# Convolutional Neural Network Implementation

We build and implement convolutional neural networks (CNNs) to classify MNIST images of handwritten digits.

We use the following implementations:

- Tensorflow and Keras
  - Subclassing `tf.keras.models.Model`
  - Keras Functional APIs
- Pytorch 


**Dataset: MNIST**

MNIST consists of grayscale images of handwritten digits (0–9):

- Image size: 28 × 28
- Channels: 1 (grayscale)
- Classes: 10

**Model Architecture**

The CNN architecture we use follows the standard conceptual pattern of CNNs:

1. Convolutional feature extraction

    - Small 3×3 filters detect local patterns (edges, corners)
    - Feature depth increases as representations become more abstract

2. Spatial downsampling

    - 2×2 max pooling reduces resolution
    - Helps with translation invariance and parameter efficiency

3. Dense classification head

    - Flattened feature maps are mapped to a low-dimensional representation
    - Dropout is used to reduce overfitting
    - Final layer outputs one score per class

**Summary of CNN Architecture**

- Input: 28 × 28 × 1
- Conv block 1: 32 filters → max pooling
- Conv block 2: 64 filters → max pooling
- Dense layer: 128 units + ReLU
- Dropout: 0.5
- Output: 10 class scores (logits)

---

## Implementation by Subclassing `tf.keras.models.Model`

Subclassing `Model` (instead of using `Sequential`) gives you:

- Full control over the forward pass (call)

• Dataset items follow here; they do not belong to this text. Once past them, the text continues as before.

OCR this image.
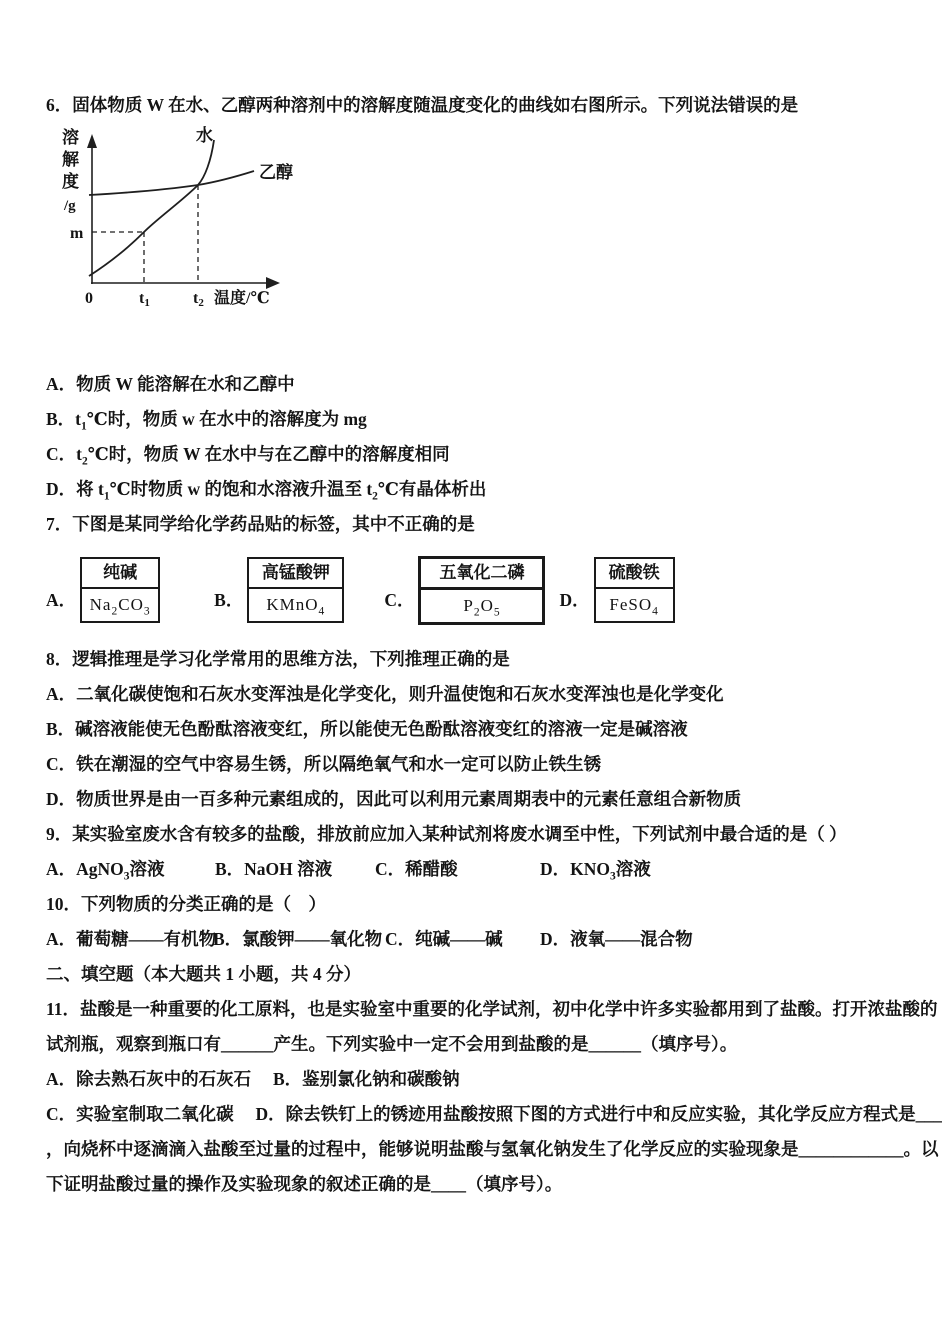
6．固体物质 W 在水、乙醇两种溶剂中的溶解度随温度变化的曲线如右图所示。下列说法错误的是
溶
解
度
/g
m
水
乙醇
0	t1	t2 温度/℃
A．物质 W 能溶解在水和乙醇中
B．$t_1℃$时，物质 w 在水中的溶解度为 mg
C．$t_2℃$时，物质 W 在水中与在乙醇中的溶解度相同
D．将 $t_1℃$时物质 w 的饱和水溶液升温至 $t_2℃$有晶体析出
7．下图是某同学给化学药品贴的标签，其中不正确的是
A．
纯碱
$Na_2CO_3$
B．
高锰酸钾
KMnO$_4$
C．
五氧化二磷
$P_2O_5$
D．
硫酸铁
FeSO$_4$
8．逻辑推理是学习化学常用的思维方法，下列推理正确的是
A．二氧化碳使饱和石灰水变浑浊是化学变化，则升温使饱和石灰水变浑浊也是化学变化
B．碱溶液能使无色酚酞溶液变红，所以能使无色酚酞溶液变红的溶液一定是碱溶液
C．铁在潮湿的空气中容易生锈，所以隔绝氧气和水一定可以防止铁生锈
D．物质世界是由一百多种元素组成的，因此可以利用元素周期表中的元素任意组合新物质
9．某实验室废水含有较多的盐酸，排放前应加入某种试剂将废水调至中性，下列试剂中最合适的是（ ）
A．AgNO$_3$溶液	B．NaOH 溶液	C．稀醋酸	D．$KNO_3$溶液
10．下列物质的分类正确的是（　）
A．葡萄糖——有机物
B．氯酸钾——氧化物 C．纯碱——碱	D．液氧——混合物
二、填空题（本大题共 1 小题，共 4 分）
11．盐酸是一种重要的化工原料，也是实验室中重要的化学试剂，初中化学中许多实验都用到了盐酸。打开浓盐酸的
试剂瓶，观察到瓶口有______产生。下列实验中一定不会用到盐酸的是______（填序号）。
A．除去熟石灰中的石灰石　 B．鉴别氯化钠和碳酸钠
C．实验室制取二氧化碳　 D．除去铁钉上的锈迹用盐酸按照下图的方式进行中和反应实验，其化学反应方程式是___
，向烧杯中逐滴滴入盐酸至过量的过程中，能够说明盐酸与氢氧化钠发生了化学反应的实验现象是____________。以
下证明盐酸过量的操作及实验现象的叙述正确的是____（填序号）。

- Explicit handling of training vs inference

- Easier extension to more complex architectures

This is the recommended approach for anything non-trivial in terms of neural network architecture.

In [1]:
import tensorflow as tf
from tensorflow.keras.datasets import mnist
from tensorflow.keras.models import Model
from tensorflow.keras.layers import Conv2D, MaxPooling2D, Flatten, Dense, Dropout

tf.random.set_seed(69)

(x_train, y_train), (x_test, y_test) = mnist.load_data()

# MNIST data comes as (N, 28, 28); we need to add the channel dimension for CNN to work
x_train = x_train[..., tf.newaxis]  # (N, 28, 28, 1)
x_test = x_test[..., tf.newaxis]  # (N, 28, 28, 1)

# normalization
x_train = (x_train/ 255.0).astype("float32")
x_test = (x_test/ 255.0).astype("float32")

  if not hasattr(np, "object"):


We load the dataset and then add a channel dimension to it because convolutional layers works with arrays of shape `(m, h, w, c)`. We also normalize the data by dividing by `255.0` which is the maximum possible value where as `0.0` is the least possible value.

Now we define the CNN neural architecture that we will use in this example.

In [2]:
# ---------------------
#  model architecture
# ---------------------

class ConvNet(Model):
    def __init__(self):
        super().__init__()

        # first convolutional block - 3x3x32 filter + relu + 2x2 maxpool
        self.conv1 = Conv2D(
            filters=32,
            kernel_size=3,
            padding="same",
            activation="relu",
            name="Conv1"
        )
        self.pool1 = MaxPooling2D(pool_size=2, strides=2)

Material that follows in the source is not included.